Fingi que não via. Por vezes consegui ouvir ele respirando fundo, tomando coragem para falar. Sempre tinha sido assim. Ao lado do meu pai, ele quase não era percebido e por isso muitas vezes subestimado, para a infelicidade dos seus adversários.

"Devia ouvir logo o que ele quer. Estou prestes a devorá-lo apenas pra me livrar desse olhar."

"Você já sabe o que ele quer."

Rain bufou descontente. Respirei calmamente e joguei a escova dentro do balde ao meu lado.

– Diga o que quer.

– Está sendo um idiota.

Gargalhei enquanto passava a mão pelos cabelos.

– Eu falo sério.
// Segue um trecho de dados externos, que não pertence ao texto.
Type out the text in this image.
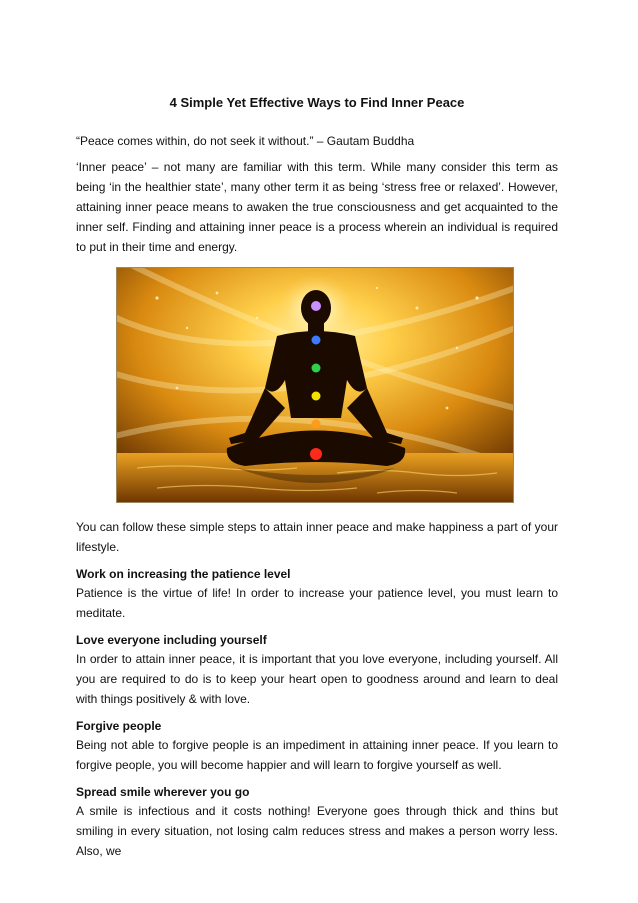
4 Simple Yet Effective Ways to Find Inner Peace

“Peace comes within, do not seek it without.” – Gautam Buddha

‘Inner peace’ – not many are familiar with this term. While many consider this term as being ‘in the healthier state’, many other term it as being ‘stress free or relaxed’. However, attaining inner peace means to awaken the true consciousness and get acquainted to the inner self. Finding and attaining inner peace is a process wherein an individual is required to put in their time and energy.

You can follow these simple steps to attain inner peace and make happiness a part of your lifestyle.

Work on increasing the patience level

Patience is the virtue of life! In order to increase your patience level, you must learn to meditate.

Love everyone including yourself

In order to attain inner peace, it is important that you love everyone, including yourself. All you are required to do is to keep your heart open to goodness around and learn to deal with things positively & with love.

Forgive people

Being not able to forgive people is an impediment in attaining inner peace. If you learn to forgive people, you will become happier and will learn to forgive yourself as well.

Spread smile wherever you go

A smile is infectious and it costs nothing! Everyone goes through thick and thins but smiling in every situation, not losing calm reduces stress and makes a person worry less. Also, we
Já não basta a sua ideia absurda e agora você volta a se envolver com aquela mulher sabendo que é uma cachorra do Norton. Você é relaxado, corre riscos desnecessários. Seu pai teria...

– Eu não sou meu pai. – o interrompi. – Caso não tenha percebido.

Eron respirou profundamente.

– Mesmo sendo meu líder e meu sobrinho, não te seguirei até a morte por causa das suas tolices.

"Tanto faz."

Virei as costas, peguei meu casaco que estava sobre uma pilha de feno e o sacudi.

– Você mudou muito. Deve ser culpa desse dragão.

Rain resfolegou.

Segurei o casaco de Eron e o puxei para perto de mim, encarando seu rosto. Ele era pouca coisa mais alto do que eu.

– É você quem esqueceu o que o seu querido irmão fez a mim, minha mãe, nosso povo e a você.

Por um momento, os olhos dele tremeram.

– Não deveria ser eu a te lembrar que ele matou a mulher que amava apenas por você ter pensado em sair do bando.

Era uma jogada suja e eu sabia disso, mas não podia deixar Eron me deixar. O soltei e pus meu casaco.

– Fiz o que fiz e continuo fazendo para proteger gente como a minha mãe, como a Lyrian e tantas outras. – Falei baixo, não podia correr o risco de ser ouvido.

Eron simplesmente saiu em silêncio, me deixando sozinho. Olhei para Rain.

– É isso aí Lagartão.

– O velho saiu daqui com uma cara mais feia que a normal.

Lyem surgiu um momento depois, carregando uma caneca de cerveja, como sempre fazia quando estava em terra. Não comentei, apenas dei um pequeno tapa no dorso de Rain.

– Tá bom, sei que me acha um idiota, mas aí tem coisa.

– Não te acho idiota, já tenho certeza.

Nós gargalhamos alto e caminhamos lado a lado.

– Fiz o que você pediu...

– Mas?

Sempre havia um "mas".

– Estão com medo.

Obviamente estariam, como poderiam confiar naqueles que mataram tantos dos seus e aprisionaram os sobreviventes?